First, how plugged in is Hothem? Oh, about this:
Hothem also received a special acknowledgement in Hillary Clinton’s book Living History.
The biggie, though?

He’s Mr. Moneybags:
Hothem went to work for Citigroup, then moved to JP Morgan Chase in 2013, according to public disclosure reports accessed through the Securities and Exchange Commission. 
 The documents indicate that Hothem began his financial career in 2002, just a year after his last documented work as an aide to Clinton. … 
 An analysis of Clinton’s personal financial disclosure forms shows she maintained accounts worth millions of dollars at Citibank throughout her years in the Senate. She moved her largest accounts to JP Morgan in 2009. 
 Her most recent available public financial disclosure in 2012 shows that she holds up to $25 million worth of assets in a JP Morgan account. Hothem did not make the switch to JP Morgan until Clinton was out of federal office in May 2013.
He also appears to have his full arsenal of securities licenses, etc.

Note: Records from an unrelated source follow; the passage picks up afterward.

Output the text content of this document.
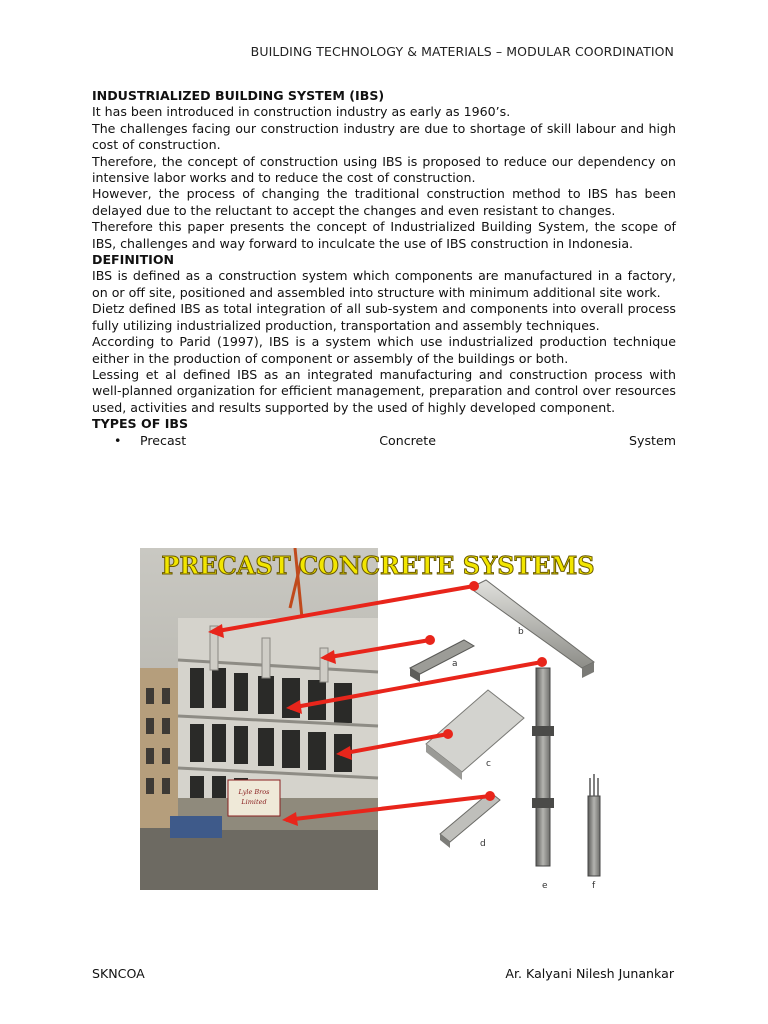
BUILDING TECHNOLOGY & MATERIALS – MODULAR COORDINATION
INDUSTRIALIZED BUILDING SYSTEM (IBS)

It has been introduced in construction industry as early as 1960’s.

The challenges facing our construction industry are due to shortage of skill labour and high cost of construction.

Therefore, the concept of construction using IBS is proposed to reduce our dependency on intensive labor works and to reduce the cost of construction.

However, the process of changing the traditional construction method to IBS has been delayed due to the reluctant to accept the changes and even resistant to changes.

Therefore this paper presents the concept of Industrialized Building System, the scope of IBS, challenges and way forward to inculcate the use of IBS construction in Indonesia.

DEFINITION

IBS is defined as a construction system which components are manufactured in a factory, on or off site, positioned and assembled into structure with minimum additional site work.

Dietz defined IBS as total integration of all sub-system and components into overall process fully utilizing industrialized production, transportation and assembly techniques.

According to Parid (1997), IBS is a system which use industrialized production technique either in the production of component or assembly of the buildings or both.

Lessing et al defined IBS as an integrated manufacturing and construction process with well-planned organization for efficient management, preparation and control over resources used, activities and results supported by the used of highly developed component.

TYPES OF IBS
•	Precast	Concrete	System
Lyle Bros
Limited
b
a
c
d
e	f
PRECAST CONCRETE SYSTEMS
SKNCOA	Ar. Kalyani Nilesh Junankar
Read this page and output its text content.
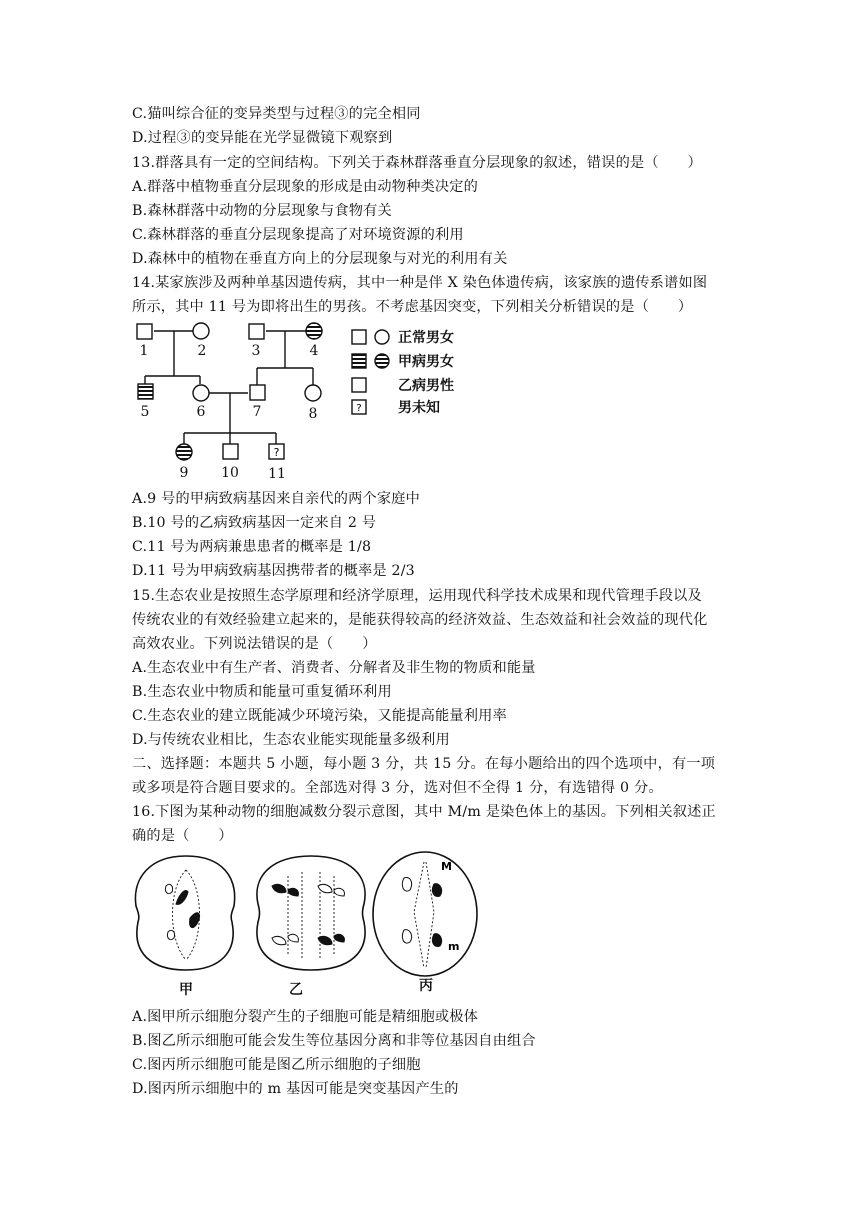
C.猫叫综合征的变异类型与过程③的完全相同
D.过程③的变异能在光学显微镜下观察到
13.群落具有一定的空间结构。下列关于森林群落垂直分层现象的叙述，错误的是（　　）
A.群落中植物垂直分层现象的形成是由动物种类决定的
B.森林群落中动物的分层现象与食物有关
C.森林群落的垂直分层现象提高了对环境资源的利用
D.森林中的植物在垂直方向上的分层现象与对光的利用有关
14.某家族涉及两种单基因遗传病，其中一种是伴 X 染色体遗传病，该家族的遗传系谱如图
所示，其中 11 号为即将出生的男孩。不考虑基因突变，下列相关分析错误的是（　　）
?
1	2	3	4
5	6	7	8
9 10 11
?
正常男女
甲病男女
乙病男性
男未知
A.9 号的甲病致病基因来自亲代的两个家庭中
B.10 号的乙病致病基因一定来自 2 号
C.11 号为两病兼患患者的概率是 1/8
D.11 号为甲病致病基因携带者的概率是 2/3
15.生态农业是按照生态学原理和经济学原理，运用现代科学技术成果和现代管理手段以及
传统农业的有效经验建立起来的，是能获得较高的经济效益、生态效益和社会效益的现代化
高效农业。下列说法错误的是（　　）
A.生态农业中有生产者、消费者、分解者及非生物的物质和能量
B.生态农业中物质和能量可重复循环利用
C.生态农业的建立既能减少环境污染，又能提高能量利用率
D.与传统农业相比，生态农业能实现能量多级利用
二、选择题：本题共 5 小题，每小题 3 分，共 15 分。在每小题给出的四个选项中，有一项
或多项是符合题目要求的。全部选对得 3 分，选对但不全得 1 分，有选错得 0 分。
16.下图为某种动物的细胞减数分裂示意图，其中 M/m 是染色体上的基因。下列相关叙述正
确的是（　　）
M
m
甲	乙	丙
A.图甲所示细胞分裂产生的子细胞可能是精细胞或极体
B.图乙所示细胞可能会发生等位基因分离和非等位基因自由组合
C.图丙所示细胞可能是图乙所示细胞的子细胞
D.图丙所示细胞中的 m 基因可能是突变基因产生的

This does lead to two questions related to this that I’ve not yet seen.

Why did Hillary move her accounts to JP Morgan in 2009, and why did Hothem not wait to follow until 2013?

Perhaps it was entirely due to conflict-of-interest or follow-the-money concerns.

Anyway, given that he, as well as Abedin, had worked for the Clintons during their White House years, and given that the Clinton Foundation has a history of accepting money from unsavory people, Hothem definitely benefits.

He’d hire others for the more techie work, but, they were “others” who surely keep the email records of big banks like Citibank and JP Morgan turd-polished for public inspection. So, he benefited Hillary that way, while getting some nice fees himself, I presume.

And, while “money laundering” may be an ugly term, I’m sure that his decade-plus in the banksters’ world gave him plenty of experience on advising the Clintons, individually and as officers of the foundation, in various ways.

Huma Abedin comes back in at this point. Those oh so private notes could be seen by Hothem, with the help of his techie assistants, in real time, if they pertained to his financial work, without them needing to actually email, or call, him.

I’m sure more “cui bono” will pop up soon enough. But, that's a good starting point.

And, something else already may have. Lifted from comments, it appears there's yet more email addresses, like HDR19.... HDR20.... etc., all on that server.

That’s why it’s not just wingnuts and real left-liberals telling Clintonistas to zip it.

The Nation also has little sympathy for Hillary Clinton. And rightly so. Beyond all the other stuff, the fact that the 2013 hack revealed she was talking to Sid Blumenthal about Libya issues has invited the House GOP wingnuts to go trolling for Benghazi.

And Dear Leader is now "finding out" he knew more about the emails than first admitted.

And, as for the issue about this being Benghazi trolling? Well, blind hogs can still find acorns. Alger Hiss was guilty of perjury, and of cooperating with the Soviets, even if it was Dick Nixon who was interrogating him.

And, we now have a poll up; do you think she's officially run for the presidency or not?



3 comments:

PDiddie said...

The fish is beginning to stink.

Gadfly said...

Oldest rule in political news, eh, Perry? Follow the money, or at least, the person who manages it.

PDiddie said...

Fox News -- I know, pass the salt shaker -- has this about multiple "hdr" addresses.